Жара
Крохин не выразил ни согласия, ни сопротивления и сопровождаемый Трефиловым вяло вышел в коридор.
* * *В конце рабочего дня за ней на работу заехал Федор. Анна передала ему ксерокопию списка Крохина.
– Вот, понимаешь, был спасительный список Шиндлера. А теперь список Крохина, который позволит нам хоть чуть-чуть прошерстить заворовавшихся товарищей. Смотрю я, Аня, на нефтяные компании и, попросту говоря, балдею. Получают такие зарплаты, бонусы, всякого рода кормления, и надо же – занимаются такими делами. В списке Крохина по нашей компании четыре человека, которые имели прямое отношение к поставкам оборудования. А во главе – вице-президент Кошеваров. Почему Серебровский не выгонит его к чертовой матери? Ведь были же и другие сигналы. Но ведь нет. Сейчас созвонюсь с Дунаевым. В понедельник будем прорываться к Серебровскому.

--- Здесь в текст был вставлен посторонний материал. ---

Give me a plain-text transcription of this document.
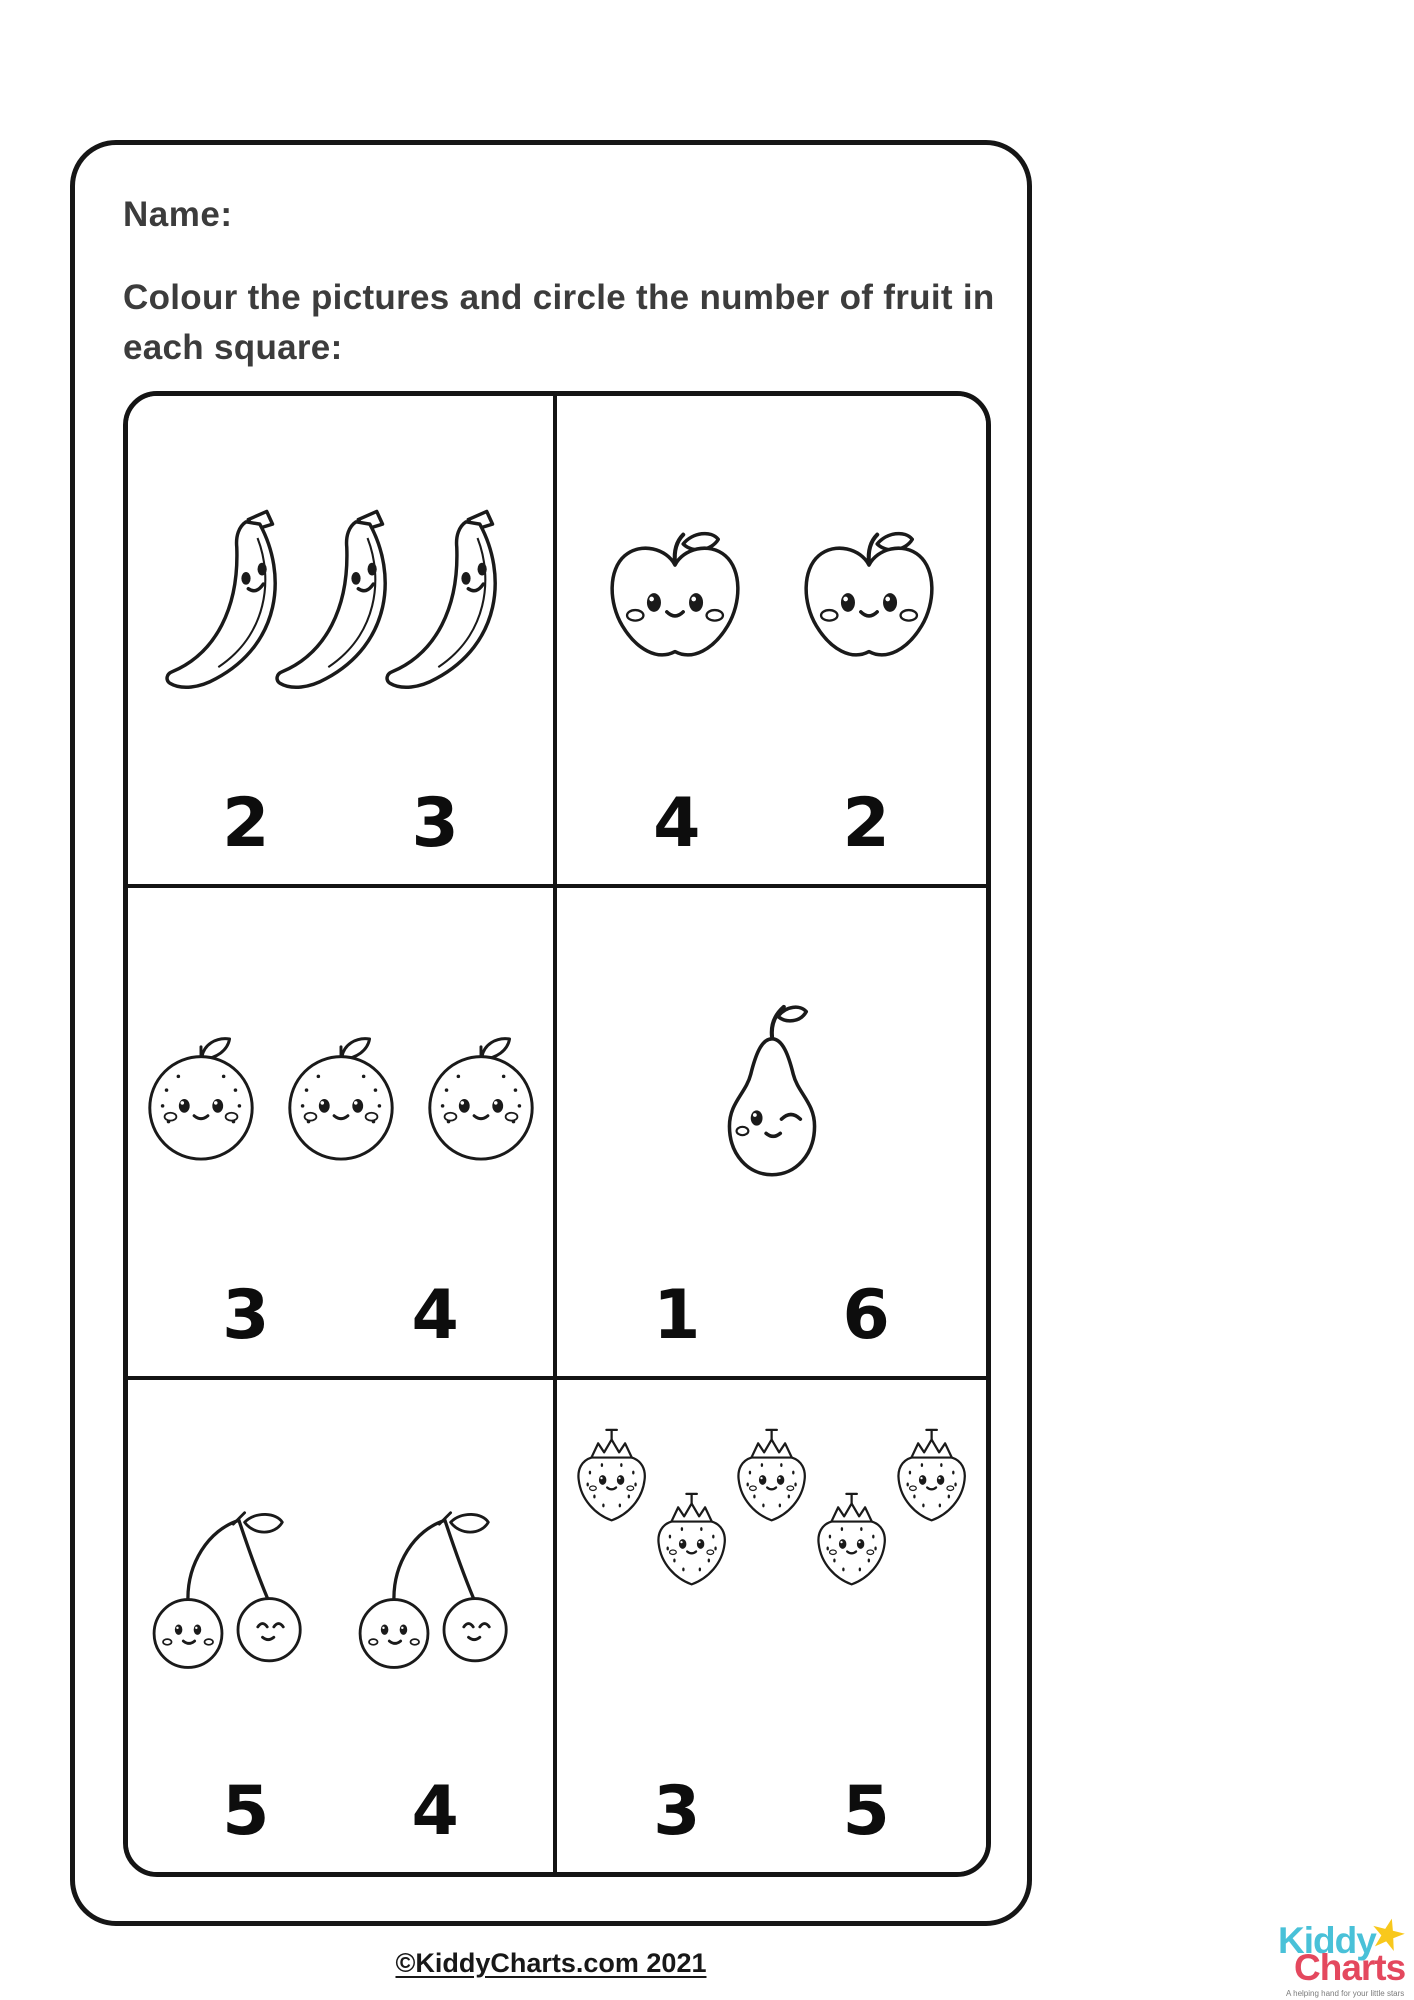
Name:
Colour the pictures and circle the number of fruit in
each square:
2 3	4 2
3 4	1 6
5 4	3 5
©KiddyCharts.com 2021
Kiddy
Charts
A helping hand for your little stars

* * *В Петербурге на перроне Московского вокзала Анну и Федора встречал Михаил Розенфельд. В сторонке скромно стоял и ждал любимый таксист Борис. Розенфельд был похож на большую испуганную птицу. Его взгляд выражал надежду, страх и сомнения.
– Михаил Борисович, – сказала ему Анна, – у нас для вас неприятные, но обнадеживающие новости. Сейчас мы сядем к вам в машину. И Федор Петрович расскажет то, что ему удалось узнать через своих украинских коллег. А Борис Николаевич пока подождет нас. Потом мы уедем в отель к родителям и дочке. А вы решайте, что делать.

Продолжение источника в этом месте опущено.